Why “Ted Lasso” Ending After Its Third Season Is a Good Thing

More TV shows should be willing to quit while they're ahead

Jason Sudeikis in "Ted Lasso," Apple TV+'s hit sitcom. According to one writer, the show is being written to end after season 3. Here's why that's a good thing.
Jason Sudeikis in "Ted Lasso."
Apple TV+

Ted Lasso is one of the biggest hits on Apple TV+, both critically acclaimed and commercially successful, so it seems like a no-brainer that the streaming service would be open to renewing it for as many seasons as possible. But it turns out that might not be in the cards. In a new interview, writer and star Brett Goldstein says the heartwarming soccer sitcom’s forthcoming third season will likely be its last.

“We are writing it like that,” Goldstein, who plays Roy Kent on the show, told the Sunday Times when asked if Season 3 would be the final season of Ted Lasso. “It was planned as three. Spoiler alert — everyone dies.”

Jason Sudeikis, who plays the titular character, also has hinted in the past that a three-season arc was always the plan, though he seemed a little more open to deviating from that formula.
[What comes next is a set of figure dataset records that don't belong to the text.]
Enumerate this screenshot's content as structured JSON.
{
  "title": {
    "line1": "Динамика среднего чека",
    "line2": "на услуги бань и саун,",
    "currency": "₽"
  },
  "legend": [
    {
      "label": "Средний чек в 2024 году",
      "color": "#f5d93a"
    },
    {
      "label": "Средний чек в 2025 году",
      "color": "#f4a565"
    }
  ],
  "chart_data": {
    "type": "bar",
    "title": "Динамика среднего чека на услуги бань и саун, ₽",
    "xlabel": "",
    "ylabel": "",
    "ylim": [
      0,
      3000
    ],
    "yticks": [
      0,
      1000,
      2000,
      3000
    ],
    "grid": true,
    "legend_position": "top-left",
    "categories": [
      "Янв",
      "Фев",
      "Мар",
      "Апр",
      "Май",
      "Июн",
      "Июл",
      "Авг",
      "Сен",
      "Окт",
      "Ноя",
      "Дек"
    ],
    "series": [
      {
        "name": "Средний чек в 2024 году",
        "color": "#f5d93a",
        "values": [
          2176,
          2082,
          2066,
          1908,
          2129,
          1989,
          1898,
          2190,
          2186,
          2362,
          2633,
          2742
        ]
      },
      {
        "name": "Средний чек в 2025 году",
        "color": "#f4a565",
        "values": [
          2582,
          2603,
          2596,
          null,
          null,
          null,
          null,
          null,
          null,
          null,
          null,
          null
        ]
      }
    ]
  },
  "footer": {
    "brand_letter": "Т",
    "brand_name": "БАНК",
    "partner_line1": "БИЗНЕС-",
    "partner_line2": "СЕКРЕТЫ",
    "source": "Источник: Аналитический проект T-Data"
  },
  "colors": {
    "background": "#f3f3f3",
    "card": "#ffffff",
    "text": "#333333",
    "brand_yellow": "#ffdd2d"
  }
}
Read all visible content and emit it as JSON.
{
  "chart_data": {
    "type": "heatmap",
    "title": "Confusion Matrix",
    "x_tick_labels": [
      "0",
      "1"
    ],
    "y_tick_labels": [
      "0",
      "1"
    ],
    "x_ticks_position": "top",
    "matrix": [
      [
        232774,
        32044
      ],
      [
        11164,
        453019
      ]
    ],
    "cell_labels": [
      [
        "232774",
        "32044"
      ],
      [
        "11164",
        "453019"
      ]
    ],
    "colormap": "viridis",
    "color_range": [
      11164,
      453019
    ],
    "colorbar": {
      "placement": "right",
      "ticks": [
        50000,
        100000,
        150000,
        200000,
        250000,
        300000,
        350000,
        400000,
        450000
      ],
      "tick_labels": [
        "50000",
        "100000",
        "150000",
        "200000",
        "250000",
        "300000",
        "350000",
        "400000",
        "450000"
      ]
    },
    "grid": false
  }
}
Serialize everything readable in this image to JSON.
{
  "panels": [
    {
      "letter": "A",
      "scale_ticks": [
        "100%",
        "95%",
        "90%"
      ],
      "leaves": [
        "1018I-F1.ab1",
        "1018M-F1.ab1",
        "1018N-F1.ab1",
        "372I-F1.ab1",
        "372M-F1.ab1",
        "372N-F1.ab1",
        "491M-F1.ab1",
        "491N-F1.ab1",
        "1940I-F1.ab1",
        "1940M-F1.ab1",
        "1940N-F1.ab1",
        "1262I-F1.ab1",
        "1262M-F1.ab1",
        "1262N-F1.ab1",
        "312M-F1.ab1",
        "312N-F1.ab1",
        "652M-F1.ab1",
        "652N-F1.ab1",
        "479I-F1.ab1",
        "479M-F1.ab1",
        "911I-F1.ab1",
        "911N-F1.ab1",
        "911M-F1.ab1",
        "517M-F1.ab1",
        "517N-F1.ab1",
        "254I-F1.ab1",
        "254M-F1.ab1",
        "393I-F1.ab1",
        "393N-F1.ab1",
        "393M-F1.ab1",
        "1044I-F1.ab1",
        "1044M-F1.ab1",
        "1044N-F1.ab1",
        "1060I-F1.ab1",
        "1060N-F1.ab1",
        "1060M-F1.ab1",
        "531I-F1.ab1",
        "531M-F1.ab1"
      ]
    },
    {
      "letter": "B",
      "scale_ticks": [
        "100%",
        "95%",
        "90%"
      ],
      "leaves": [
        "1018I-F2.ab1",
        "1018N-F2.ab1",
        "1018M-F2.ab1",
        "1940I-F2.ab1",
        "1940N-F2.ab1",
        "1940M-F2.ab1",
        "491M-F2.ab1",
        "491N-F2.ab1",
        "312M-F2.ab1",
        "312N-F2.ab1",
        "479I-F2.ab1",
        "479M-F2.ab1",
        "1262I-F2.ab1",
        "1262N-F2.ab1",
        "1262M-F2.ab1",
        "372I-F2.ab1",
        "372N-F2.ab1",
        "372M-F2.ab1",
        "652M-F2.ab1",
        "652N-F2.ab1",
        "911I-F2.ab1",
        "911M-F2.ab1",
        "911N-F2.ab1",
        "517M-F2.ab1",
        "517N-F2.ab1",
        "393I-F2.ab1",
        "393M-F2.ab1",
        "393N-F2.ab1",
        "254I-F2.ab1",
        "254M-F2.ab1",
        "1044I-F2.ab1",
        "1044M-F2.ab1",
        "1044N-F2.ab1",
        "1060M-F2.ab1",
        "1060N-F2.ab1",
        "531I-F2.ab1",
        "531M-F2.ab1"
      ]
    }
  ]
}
“The story that I know is the one that I wanted to tell, and so that’s the one we’re telling with the help of numerous people in front of and behind the camera, so it’s by no means me typing every key stroke and saying every word,” Sudeikis told Entertainment Weekly in 2021. “It’s nowhere near like that. But the story that’s being told — that three-season arc — is one that I see, know and understood. I’m glad that they are willing to pay for those three seasons. As far as what happens after that, who knows? I don’t know.”
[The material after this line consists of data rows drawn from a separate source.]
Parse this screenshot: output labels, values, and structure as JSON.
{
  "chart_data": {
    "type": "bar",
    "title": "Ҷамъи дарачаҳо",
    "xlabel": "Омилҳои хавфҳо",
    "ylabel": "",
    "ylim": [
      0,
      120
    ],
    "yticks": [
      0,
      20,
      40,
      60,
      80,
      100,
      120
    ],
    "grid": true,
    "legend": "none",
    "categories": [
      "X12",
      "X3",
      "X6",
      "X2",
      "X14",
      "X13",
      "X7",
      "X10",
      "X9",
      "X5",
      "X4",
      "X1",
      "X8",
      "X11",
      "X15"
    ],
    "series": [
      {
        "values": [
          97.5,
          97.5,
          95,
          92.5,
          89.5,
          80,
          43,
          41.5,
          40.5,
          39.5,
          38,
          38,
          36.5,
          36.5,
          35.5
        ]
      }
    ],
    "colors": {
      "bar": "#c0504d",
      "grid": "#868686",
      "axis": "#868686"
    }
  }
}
Here’s hoping he sticks to the plan and wraps it up after three seasons. It’s refreshing to see a show like Ted Lasso actually go out on a creative high note and end when the story reaches its natural conclusion rather than greedily trying to squeeze in as many seasons as possible. In the U.K., where Ted Lasso is set, it’s much more common for TV shows to wrap after two or three seasons, but here on this side of the pond, networks and streaming services still refuse to believe you can have too much of a good thing. (The British version of The Office, for example, only ran for two seasons, while the American version hung on for nine — including two without Steve Carell as its main character, Michael Scott. Can you imagine how much greater the show would have been if it ended with Jim and Pam getting together at the end of season 3 instead of slowly, painfully tapering off in quality over almost a decade?)
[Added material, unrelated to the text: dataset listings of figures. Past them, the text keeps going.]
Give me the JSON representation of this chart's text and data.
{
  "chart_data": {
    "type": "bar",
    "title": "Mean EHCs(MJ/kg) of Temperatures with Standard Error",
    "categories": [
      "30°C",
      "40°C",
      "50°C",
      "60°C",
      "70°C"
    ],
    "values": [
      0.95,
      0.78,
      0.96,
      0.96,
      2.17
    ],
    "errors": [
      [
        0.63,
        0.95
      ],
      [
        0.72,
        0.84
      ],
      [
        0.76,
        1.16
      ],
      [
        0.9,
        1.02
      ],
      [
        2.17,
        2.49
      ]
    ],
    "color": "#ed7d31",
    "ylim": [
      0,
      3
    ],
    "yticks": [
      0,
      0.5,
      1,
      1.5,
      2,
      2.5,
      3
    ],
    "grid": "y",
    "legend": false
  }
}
These days, even shows that start out as one-off, limited series have the potential to be renewed for an encore season. HBO’s Big Little Lies, for example, was based on a book — and thus had a clear beginning, middle and end to its story — but returned for a second, unremarkable season to try to milk fan interest in the show for all it was worth. Like Big Little Lies, Ted Lasso isn’t necessarily an open-ended story; its characters can only go through so much personal growth before they reach their inevitable happy ending. To continue to delay it, stretching out the narrative to accommodate more seasons, could lead to bad storytelling.

There’s no shame in quitting while you’re ahead, and more sitcoms should follow suit.